Wednesday, August 05, 2009
6994: Miss Black USA Is Beautiful.
From The Washington Post…
Beauty Without Barbie
Meaning of Miss Black USA Pageant Runs Deep
By DeNeen L. Brown, Washington Post Staff Writer
Late into Monday night, or shall we say in the wee hours of Tuesday morning, when everybody else was feeling tired and ugly, the final 15 contestants in the Miss Black USA pageant stood on the auditorium stage at the University of the District of Columbia. All glittery and poured into their evening gowns, curves revealed, cheeks aching from all that smiling. Lipstick still perfect.
They clapped prettily for their competition, pretty eyes glancing around, wondering whether the next girl might look better in that dress, might have a little bit more talent, might have that added crispness to her answers or a dimension that makes her sparkle a little more brightly before the judges seated in the audience below.
Wondering who would win the coveted title of Miss Black USA.
Jeweled dresses, bows, feathers, silver stilettos and stage whispers from the audience. “Keep your head up, girl, keep that pretty head up.”
It was a long evening full of spunk and sashays, those difficult pageant walks in which the upper torso is turned to impress the judges as the legs are walking across stage in another direction.
Around midnight, when the audience is losing steam, is hardly the time to take an assessment of the state of black beauty in a so-called post-racial era. And yet somebody has to do it.
It is necessary because a ceiling has been shattered and there is a black man in the White House. And where better to ask the question than at a black beauty competition: Why is there a need for a Miss Black Whatever in 2009?
Organizers say the Miss Black USA Scholarship Pageant was founded in Prince George’s County in 1986 to showcase leadership among African American women, and to provide an opportunity “to young women of color to develop the whole woman, mind, body and spirit.” This year’s 28 contestants (some states did not have representatives) were competing for, among other prizes, a $5,000 scholarship, free cosmetics from Black Opal and a trip to Ghana.
The contestants were tall and thin, short and round, an ample selection of black beauty. They wore their hair short, long, spiked, straight and natural, and with locks twisted into crowns piled on top of their heads, competing in a world that some say has found only a certain aesthetic beautiful, and has “been absolutely suffocating to women of color all over the world,” says one woman. You see Asian women changing their eye shape through surgery. Black women wearing blue contacts, Latinas bleaching their hair. All these contortions and foolishness going on to reach a Barbie doll standard.

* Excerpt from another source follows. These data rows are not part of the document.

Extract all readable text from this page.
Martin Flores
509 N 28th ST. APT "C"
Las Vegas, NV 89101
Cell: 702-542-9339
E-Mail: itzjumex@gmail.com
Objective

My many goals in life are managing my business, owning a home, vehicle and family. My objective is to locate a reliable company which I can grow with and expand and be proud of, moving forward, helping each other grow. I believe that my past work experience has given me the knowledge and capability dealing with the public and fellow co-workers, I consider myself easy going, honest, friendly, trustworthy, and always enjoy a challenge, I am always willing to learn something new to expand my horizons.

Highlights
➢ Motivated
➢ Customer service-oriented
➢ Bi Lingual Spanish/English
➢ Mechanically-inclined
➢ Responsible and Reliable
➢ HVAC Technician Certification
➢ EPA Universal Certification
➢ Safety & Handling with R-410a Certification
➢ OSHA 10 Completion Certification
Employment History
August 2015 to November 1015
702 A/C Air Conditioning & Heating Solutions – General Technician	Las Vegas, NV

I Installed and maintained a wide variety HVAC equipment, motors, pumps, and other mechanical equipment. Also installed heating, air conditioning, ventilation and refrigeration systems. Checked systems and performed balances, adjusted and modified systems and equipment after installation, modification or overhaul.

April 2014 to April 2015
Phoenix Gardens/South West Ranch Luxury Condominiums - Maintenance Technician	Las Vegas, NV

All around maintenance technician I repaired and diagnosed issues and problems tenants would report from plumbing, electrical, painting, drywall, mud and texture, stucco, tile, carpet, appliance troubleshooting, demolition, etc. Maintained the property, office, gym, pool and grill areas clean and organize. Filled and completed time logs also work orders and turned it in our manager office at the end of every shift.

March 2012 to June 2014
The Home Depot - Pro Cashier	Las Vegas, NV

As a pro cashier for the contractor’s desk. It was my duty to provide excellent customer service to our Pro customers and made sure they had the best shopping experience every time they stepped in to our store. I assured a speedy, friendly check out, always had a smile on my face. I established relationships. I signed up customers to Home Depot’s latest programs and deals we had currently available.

The reason, they say, there needs to be a Miss Black Whatever: so black differences can be appreciated. Then the variety within a subculture can be fully explored and celebrated, and a beauty that does not conform to a dominant standard can be recognized. Because in the mainstream pageants, someone is always left out. Sometimes there can be years before a black winner emerges. In a black pageant, black beauty will win every time.
Earlier in the evening the smell of curling irons wafted backstage amid harried nerves and the rustle of evening dresses.
“I would say black beauty is all about embracing oneself, embracing individuality, uniqueness,” says Miss South Carolina, Molesey Knox Brunson, 26, a business owner from Columbia, S.C. “It’s different because instead of conforming to a certain ideal, we are allowed to define beauty on our own. We bring to the table what we think is beauty. We celebrate our curves. We celebrate our dark complexion. We celebrate our natural beauty.”